Better instead to stay home, regardless of what virus is causing the symptoms, he suggested. “If I can see something good happen out of COVID, what to me really would be more important than having testing more available is having sick leave,” said Dr. del Rio, executive associate dean and distinguished professor in the department of medicine, division of infectious diseases, at Emory University School of Medicine in Atlanta.
If patients do have to go out with symptoms, they should wear a mask, he noted. In response to an audience question, the speakers delved into the debating over masking in health care facilities.
“I know that in our facility we had a lot of debate and discussion about what happens in the hospital versus what happens in the community. We also have a lot of employees that are expected to do one thing in the hospital but once they leave and go into the community, they're doing another thing,” said forum moderator Michael Tan, MD, FACP, associate professor of internal medicine at Northeastern Ohio Universities College of Medicine and Pharmacy in Rootstown.
“It's not necessarily a yes or no question. It's important to consider the setting,” said Dr. Bedimo. CDC guidelines also advise that the local level of COVID-19 transmission should be a guiding factor in masking decisions, he added.
“I look at masks like I look at my umbrella. I put it away when the sun is out. When it's raining, I take it out and use it, because I don't want to get wet,” said Dr. del Rio. “If we see an increase in cases of influenza in the community, I'm going to be wearing a mask.”
Dr. Jha also addressed masking, in a response to a question about the responsibility of Americans to protect the immunocompromised around them. “Look, masks clearly work,” he said. “I know that one-way masking works. I've walked into patients' rooms who have COVID. I have a high-quality mask on. That is highly protective.”

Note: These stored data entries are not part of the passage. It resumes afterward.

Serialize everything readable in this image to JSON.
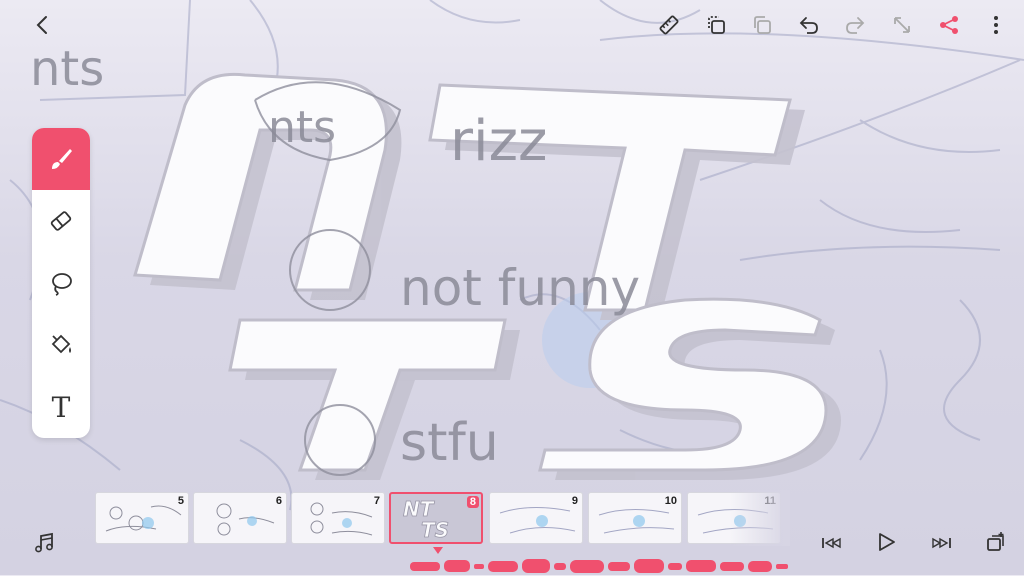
{
  "canvas": {
    "handwriting": [
      "nts",
      "rizz",
      "not funny",
      "stfu"
    ],
    "logo_text_top": "NT",
    "logo_text_bottom": "TS"
  },
  "toolbar": {
    "icons": [
      "back-icon",
      "ruler-icon",
      "layer-copy-icon",
      "layer-icon",
      "undo-icon",
      "redo-icon",
      "expand-icon",
      "share-icon",
      "more-icon"
    ],
    "accent": "#f0506e"
  },
  "tools": {
    "items": [
      "brush",
      "eraser",
      "lasso",
      "fill",
      "text"
    ],
    "active": "brush",
    "text_label": "T"
  },
  "timeline": {
    "frames": [
      {
        "num": "5"
      },
      {
        "num": "6"
      },
      {
        "num": "7"
      },
      {
        "num": "8"
      },
      {
        "num": "9"
      },
      {
        "num": "10"
      },
      {
        "num": "11"
      }
    ],
    "selected_frame": "8",
    "thumb_top": "NT",
    "thumb_bottom": "TS"
  }
}
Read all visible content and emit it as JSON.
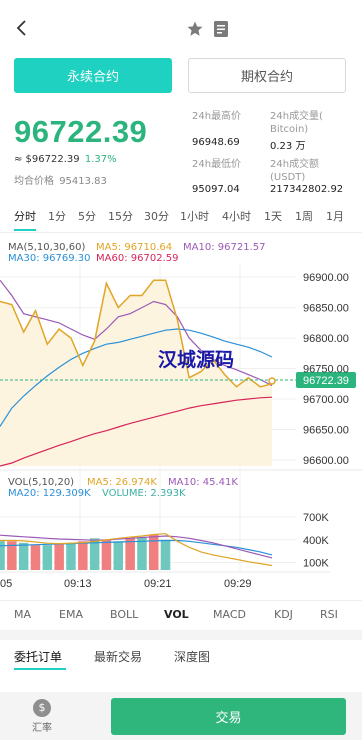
{
  "tabs": {
    "perpetual": "永续合约",
    "options": "期权合约"
  },
  "ticker": {
    "last_price": "96722.39",
    "approx_price": "≈ $96722.39",
    "change_pct": "1.37%",
    "avg_label": "均合价格",
    "avg_value": "95413.83"
  },
  "stats": {
    "high_label": "24h最高价",
    "high_value": "96948.69",
    "low_label": "24h最低价",
    "low_value": "95097.04",
    "volume_label_1": "24h成交量(",
    "volume_label_2": "Bitcoin)",
    "volume_value": "0.23 万",
    "turnover_label_1": "24h成交额",
    "turnover_label_2": "(USDT)",
    "turnover_value": "217342802.92"
  },
  "periods": [
    "分时",
    "1分",
    "5分",
    "15分",
    "30分",
    "1小时",
    "4小时",
    "1天",
    "1周",
    "1月"
  ],
  "main_legend": {
    "ma_params": "MA(5,10,30,60)",
    "ma5": "MA5: 96710.64",
    "ma10": "MA10: 96721.57",
    "ma30": "MA30: 96769.30",
    "ma60": "MA60: 96702.59"
  },
  "vol_legend": {
    "vol_params": "VOL(5,10,20)",
    "ma5": "MA5: 26.974K",
    "ma10": "MA10: 45.41K",
    "ma20": "MA20: 129.309K",
    "volume": "VOLUME: 2.393K"
  },
  "price_axis": [
    "96900.00",
    "96850.00",
    "96800.00",
    "96750.00",
    "96700.00",
    "96650.00",
    "96600.00"
  ],
  "vol_axis": [
    "700K",
    "400K",
    "100K"
  ],
  "time_axis": [
    "05",
    "09:13",
    "09:21",
    "09:29"
  ],
  "current_price_tag": "96722.39",
  "watermark": "汉城源码",
  "indicators": [
    "MA",
    "EMA",
    "BOLL",
    "VOL",
    "MACD",
    "KDJ",
    "RSI"
  ],
  "order_tabs": [
    "委托订单",
    "最新交易",
    "深度图"
  ],
  "bottom": {
    "rate_label": "汇率",
    "rate_symbol": "$",
    "trade_label": "交易"
  },
  "colors": {
    "accent": "#1ed1c0",
    "up": "#2bb47d",
    "ma5": "#e0a526",
    "ma10": "#9b59b6",
    "ma30": "#2a90d8",
    "ma60": "#d6245a",
    "vol_up": "#f08080",
    "vol_down": "#6fc8bd"
  },
  "chart_data": [
    {
      "type": "line",
      "title": "",
      "ylim": [
        96590,
        96920
      ],
      "x": [
        "05",
        "09:13",
        "09:21",
        "09:29"
      ],
      "series": [
        {
          "name": "MA5",
          "values": [
            96860,
            96855,
            96810,
            96845,
            96790,
            96815,
            96800,
            96755,
            96795,
            96890,
            96850,
            96870,
            96870,
            96895,
            96895,
            96830,
            96735,
            96745,
            96765,
            96740,
            96720,
            96735,
            96720,
            96725
          ]
        },
        {
          "name": "MA10",
          "values": [
            96895,
            96870,
            96840,
            96835,
            96830,
            96825,
            96815,
            96805,
            96798,
            96815,
            96835,
            96840,
            96850,
            96860,
            96855,
            96835,
            96800,
            96780,
            96765,
            96755,
            96748,
            96740,
            96732,
            96722
          ]
        },
        {
          "name": "MA30",
          "values": [
            96655,
            96685,
            96705,
            96722,
            96738,
            96752,
            96765,
            96775,
            96783,
            96790,
            96793,
            96798,
            96803,
            96808,
            96813,
            96815,
            96813,
            96808,
            96802,
            96795,
            96790,
            96785,
            96778,
            96769
          ]
        },
        {
          "name": "MA60",
          "values": [
            96590,
            96595,
            96603,
            96610,
            96617,
            96624,
            96630,
            96637,
            96643,
            96648,
            96654,
            96660,
            96665,
            96670,
            96675,
            96680,
            96685,
            96689,
            96692,
            96695,
            96698,
            96700,
            96702,
            96703
          ]
        }
      ]
    },
    {
      "type": "bar",
      "title": "",
      "ylim": [
        0,
        900
      ],
      "series": [
        {
          "name": "VOL",
          "values": [
            390,
            380,
            360,
            330,
            330,
            350,
            360,
            380,
            420,
            400,
            380,
            420,
            430,
            470,
            400,
            0,
            0,
            0,
            0,
            0,
            0,
            0,
            0,
            0
          ]
        },
        {
          "name": "MA5",
          "values": [
            390,
            390,
            385,
            370,
            355,
            350,
            355,
            362,
            380,
            400,
            420,
            435,
            450,
            470,
            480,
            380,
            300,
            240,
            200,
            170,
            140,
            110,
            85,
            60
          ]
        },
        {
          "name": "MA10",
          "values": [
            460,
            450,
            440,
            430,
            420,
            410,
            405,
            400,
            395,
            398,
            410,
            420,
            430,
            440,
            450,
            440,
            420,
            390,
            360,
            320,
            280,
            240,
            200,
            160
          ]
        },
        {
          "name": "MA20",
          "values": [
            320,
            325,
            330,
            335,
            340,
            345,
            350,
            355,
            360,
            365,
            370,
            375,
            380,
            385,
            390,
            390,
            380,
            360,
            340,
            320,
            300,
            270,
            240,
            200
          ]
        }
      ]
    }
  ]
}
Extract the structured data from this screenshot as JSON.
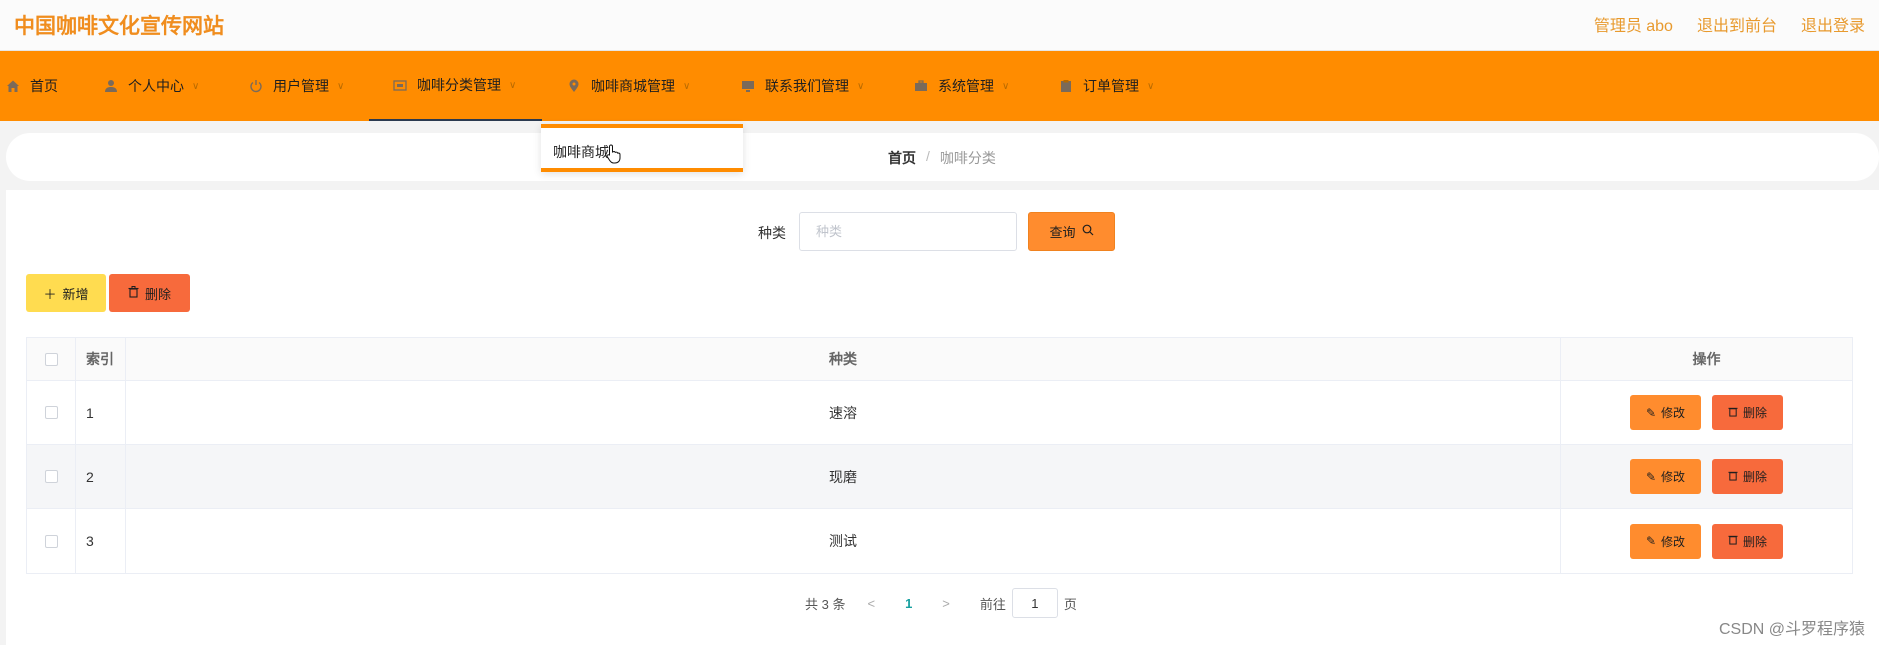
{
  "header": {
    "site_title": "中国咖啡文化宣传网站",
    "links": [
      "管理员 abo",
      "退出到前台",
      "退出登录"
    ]
  },
  "nav": {
    "items": [
      {
        "label": "首页",
        "icon": "home-icon"
      },
      {
        "label": "个人中心",
        "icon": "user-icon"
      },
      {
        "label": "用户管理",
        "icon": "power-icon"
      },
      {
        "label": "咖啡分类管理",
        "icon": "folder-icon"
      },
      {
        "label": "咖啡商城管理",
        "icon": "location-icon"
      },
      {
        "label": "联系我们管理",
        "icon": "monitor-icon"
      },
      {
        "label": "系统管理",
        "icon": "suitcase-icon"
      },
      {
        "label": "订单管理",
        "icon": "clipboard-icon"
      }
    ],
    "dropdown_item": "咖啡商城"
  },
  "breadcrumb": {
    "home": "首页",
    "separator": "/",
    "current": "咖啡分类"
  },
  "search": {
    "label": "种类",
    "placeholder": "种类",
    "query_button": "查询"
  },
  "actions": {
    "add": "新增",
    "delete": "删除"
  },
  "table": {
    "headers": [
      "索引",
      "种类",
      "操作"
    ],
    "rows": [
      {
        "index": "1",
        "type": "速溶"
      },
      {
        "index": "2",
        "type": "现磨"
      },
      {
        "index": "3",
        "type": "测试"
      }
    ],
    "edit_label": "修改",
    "delete_label": "删除"
  },
  "pagination": {
    "total": "共 3 条",
    "current_page": "1",
    "goto_prefix": "前往",
    "goto_value": "1",
    "goto_suffix": "页"
  },
  "watermark": "CSDN @斗罗程序猿",
  "colors": {
    "nav_bg": "#ff8c00",
    "title": "#f08d1e",
    "query_button": "#ff8c2e",
    "add_button": "#ffdc50",
    "delete_button": "#f76a3c",
    "page_active": "#18a0a0"
  }
}
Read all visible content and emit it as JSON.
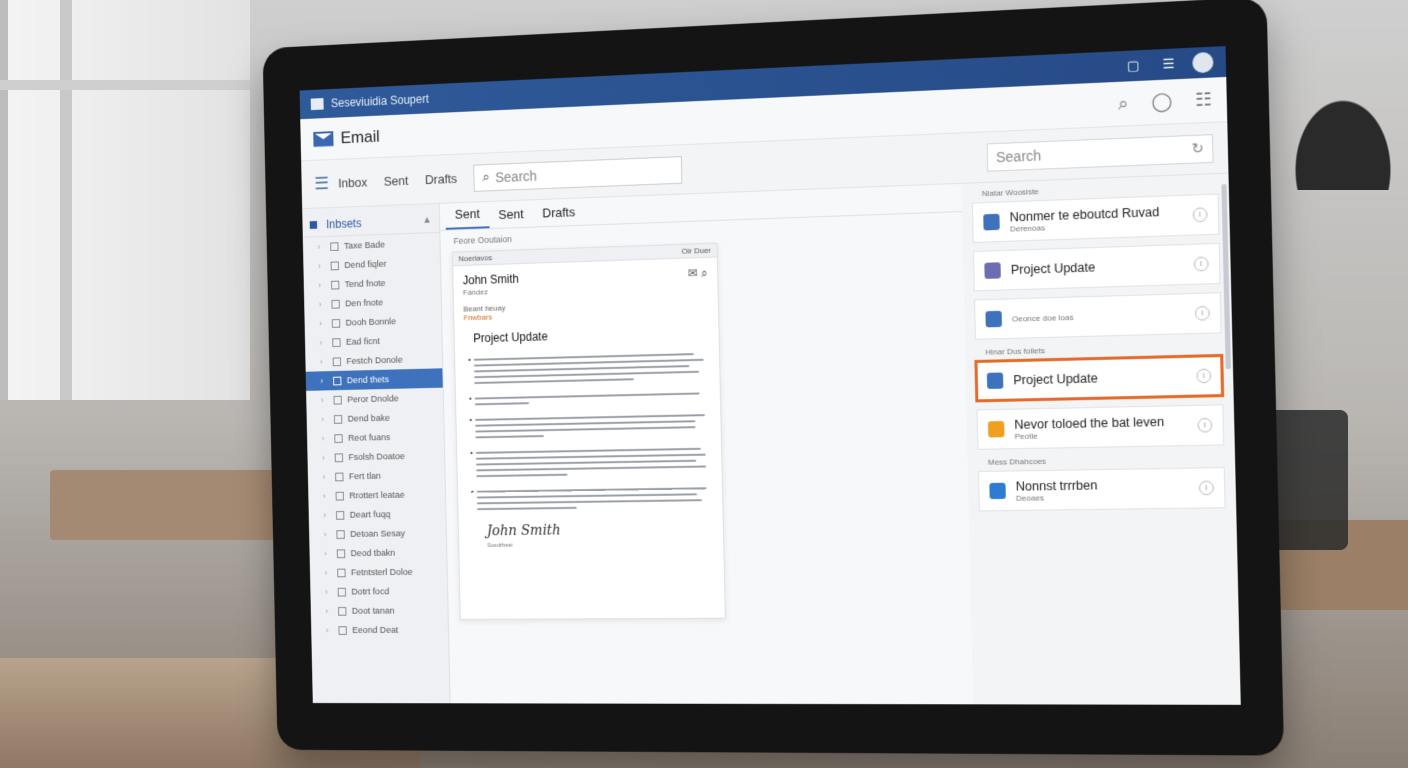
{
  "window": {
    "title": "Seseviuidia Soupert"
  },
  "app": {
    "title": "Email"
  },
  "toolbar": {
    "nav": [
      "Inbox",
      "Sent",
      "Drafts"
    ],
    "search_placeholder": "Search",
    "search2_placeholder": "Search"
  },
  "sidebar": {
    "header": "Inbsets",
    "items": [
      "Taxe Bade",
      "Dend fiqler",
      "Tend fnote",
      "Den fnote",
      "Dooh Bonnle",
      "Ead ficnt",
      "Festch Donole",
      "Dend thets",
      "Peror Dnolde",
      "Dend bake",
      "Reot fuans",
      "Fsolsh Doatoe",
      "Fert tlan",
      "Rrottert leatae",
      "Deart fuqq",
      "Detoan Sesay",
      "Deod tbakn",
      "Fetntsterl Doloe",
      "Dotrt focd",
      "Doot tanan",
      "Eeond Deat"
    ],
    "active_index": 7
  },
  "tabs": [
    "Sent",
    "Sent",
    "Drafts"
  ],
  "center": {
    "sublabel": "Feore Ooutaion",
    "message": {
      "topbar_left": "Noerlavos",
      "topbar_right": "Oir Duer",
      "from": "John Smith",
      "from_sub": "Fandez",
      "label1": "Beant heuay",
      "label2": "Fnwbars",
      "subject": "Project Update",
      "signature": "John Smith",
      "signature_sub": "Soedrbsai"
    }
  },
  "right": {
    "top_label": "Nlatar Woosiste",
    "cards": [
      {
        "title": "Nonmer te eboutcd Ruvad",
        "sub": "Derenoas",
        "icon_color": "#3e72bd"
      },
      {
        "title": "Project Update",
        "sub": "",
        "icon_color": "#6b6fb0"
      },
      {
        "title": "",
        "sub": "Oeonce doe loas",
        "icon_color": "#3e72bd"
      },
      {
        "title": "Project Update",
        "sub": "",
        "icon_color": "#3e72bd"
      },
      {
        "title": "Nevor toloed the bat leven",
        "sub": "Peotle",
        "icon_color": "#f0a020"
      },
      {
        "title": "Nonnst trrrben",
        "sub": "Deoaes",
        "icon_color": "#2f7bd2"
      }
    ],
    "mid_label1": "Hinar Dus follets",
    "mid_label2": "Mess Dhahcoes",
    "highlighted_index": 3
  }
}
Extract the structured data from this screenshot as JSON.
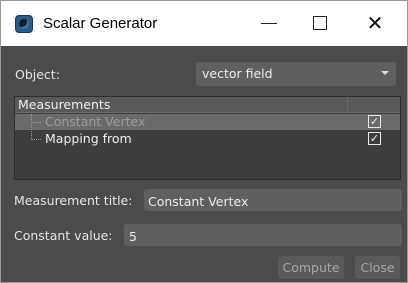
{
  "window": {
    "title": "Scalar Generator",
    "minimize_glyph": "",
    "maximize_glyph": "",
    "close_glyph": "✕"
  },
  "object": {
    "label": "Object:",
    "selected": "vector field"
  },
  "tree": {
    "header": "Measurements",
    "items": [
      {
        "label": "Constant Vertex",
        "checked": true,
        "selected": true
      },
      {
        "label": "Mapping from",
        "checked": true,
        "selected": false
      }
    ]
  },
  "measurement_title": {
    "label": "Measurement title:",
    "value": "Constant Vertex"
  },
  "constant_value": {
    "label": "Constant value:",
    "value": "5"
  },
  "buttons": {
    "compute": "Compute",
    "close": "Close"
  },
  "icons": {
    "app": "app-logo-icon",
    "check": "✓"
  },
  "colors": {
    "window_bg": "#4b4b4b",
    "field_bg": "#5f5f5f",
    "selection": "#6a6a6a"
  }
}
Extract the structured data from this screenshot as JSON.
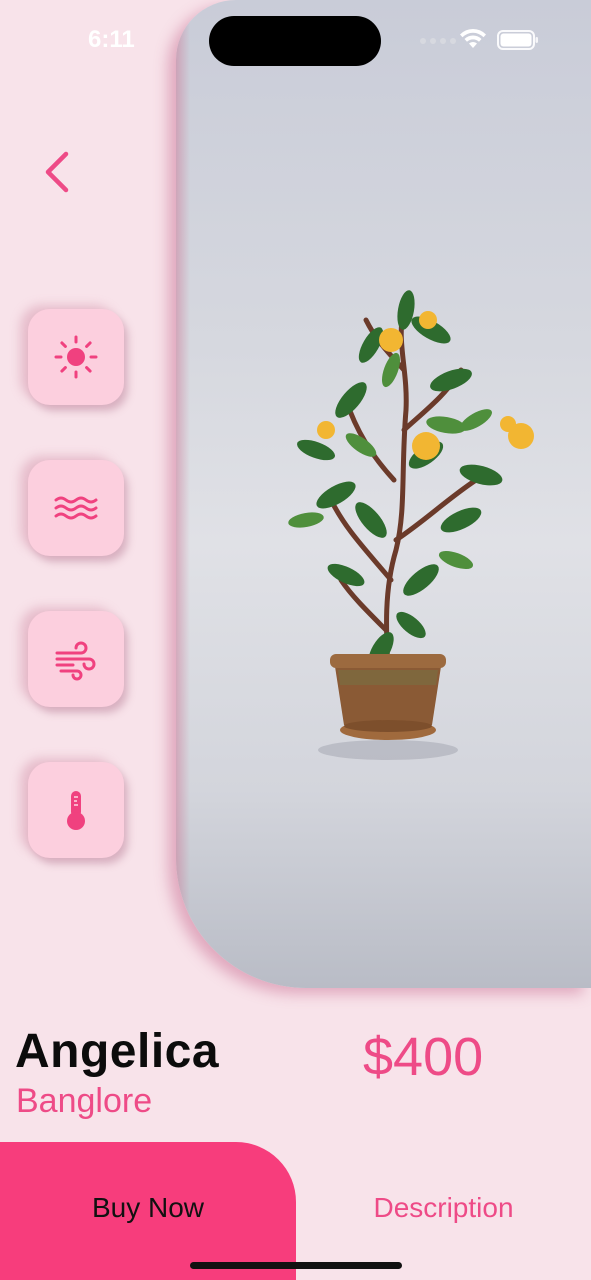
{
  "status_bar": {
    "time": "6:11"
  },
  "icons": {
    "back": "chevron-left-icon",
    "features": [
      "sun-icon",
      "water-waves-icon",
      "wind-icon",
      "thermometer-icon"
    ],
    "wifi": "wifi-icon",
    "battery": "battery-icon"
  },
  "product": {
    "name": "Angelica",
    "location": "Banglore",
    "price": "$400"
  },
  "actions": {
    "buy_now_label": "Buy Now",
    "description_label": "Description"
  },
  "colors": {
    "accent": "#f73d7c",
    "accent_text": "#ee4b87",
    "background": "#f8e3ea",
    "feature_button_bg": "#fccfde"
  }
}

However, internal medicine physicians play a particular role in increasing use of one of the most critical protections for immunocompromised patients, he added. “A lot of people I know call me and say, ‘I can't get Paxlovid because my doctor said my symptoms are not very severe,’” Dr. Jha said. “We should be doing it based on risk of the patient, not severity of the symptoms. It's really, really important that we treat people a lot more effectively, a lot more aggressively than we are.”
That was a point on which all the experts definitely agreed, noted Dr. Tan. “Probably the biggest emphasis that we want to make sure that is conveyed here is that with a lot of these oral therapies … we're looking mostly at risk of progression, not severity of how they're presenting, but rather the risk that they're going to have potential complications,” he said.
Dr. del Rio tied the underuse of the therapies to prevent progression of COVID-19 back to the end of the PHE. “Part of the reason why the government has a huge stockpile is because we're not using it,” he said. “We're not using this tool that we have as much as we should.”